In diesen Tagen besucht Christel Lammers viele Freunde im Münsterland, um von ihrer praktischen sozialen Arbeit zu berichten. Mit dabei ist die Gründerin des Projekts, Jacinta Torres. Sie eröffnet seit mehreren Jahrzehnten in der Dominikanischen Republik behinderten Kindern Zukunftsmöglichkeiten.

Aufbau des Weltladens in Stadtlohn

Christel Lammers und Jacinta Torres sind zwei Frauen, die auf eine lange Freundschaft zurückblicken: Vor 35 Jahren begründeten die Verantwortlichen des Weltladens St. Otger in Stadtlohn die Partnerschaft mit der „Kleinen Schule Sonnenstrahl“ in der Dominikanischen Republik. Mit dabei die damals 18-jährige Christel Lammers, die den Weltladen mitaufbaute.
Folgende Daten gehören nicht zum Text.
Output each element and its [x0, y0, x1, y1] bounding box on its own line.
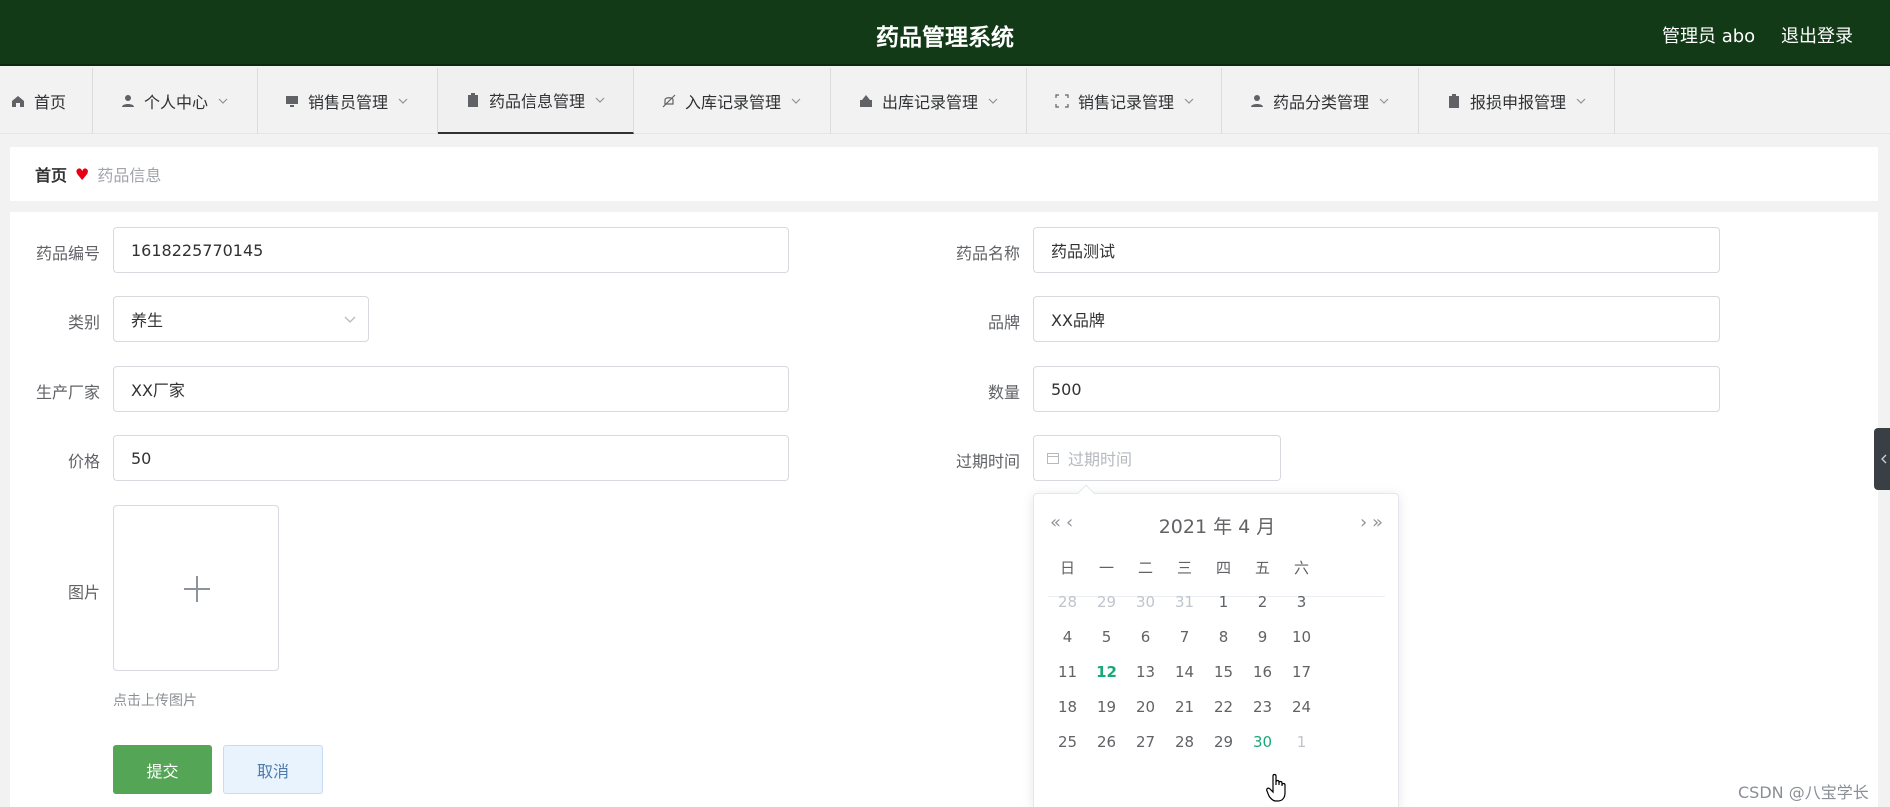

Was damals klein und bescheiden anfing, ist mittlerweile zu einem ansehnlichen Entwicklungshilfeprojekt geworden. In zwei Schulen erhalten heute mehr als 400 Kinder, die mit einer geistigen oder körperlichen Behinderung leben müssen, eine ihren Fähigkeiten entsprechende Schulbildung.

Besuch der Tante Schwester Bernita

Vorstellung des Vereins „Jacintas Kinder“ in Stadtlohn
Am Montag, 15. August 2022, sind alle Mitarbeiterinnen und Mitarbeiter des örtlichen Weltladens, der Kitas sowie Interessierte um 15.30 Uhr zu einem Treffen in das Otgerus-Haus eingeladen. Im Pfarrzentrum der Pfarrei St. Otger in Stadtlohn werden Christel Lammers und Jacinta Torres über das Projekt Sonnenstrahl berichten.

Zum Projekt „Sonnenstrahl“ gehören zwei Schulen, eine in der Hauptstadt Santo Domingo und eine in Villa Altagracia. Den Schulen angegliedert ist eine Werkstatt, in der Absolventen auf verschiedene Berufe vorbereitet werden. Im Sommer bietet das Projekt „Sonnenstrahl“ Feriencamps für die Schülerinnen und Schüler, die allesamt aus den Armenvierteln ihrer Städte stammen. 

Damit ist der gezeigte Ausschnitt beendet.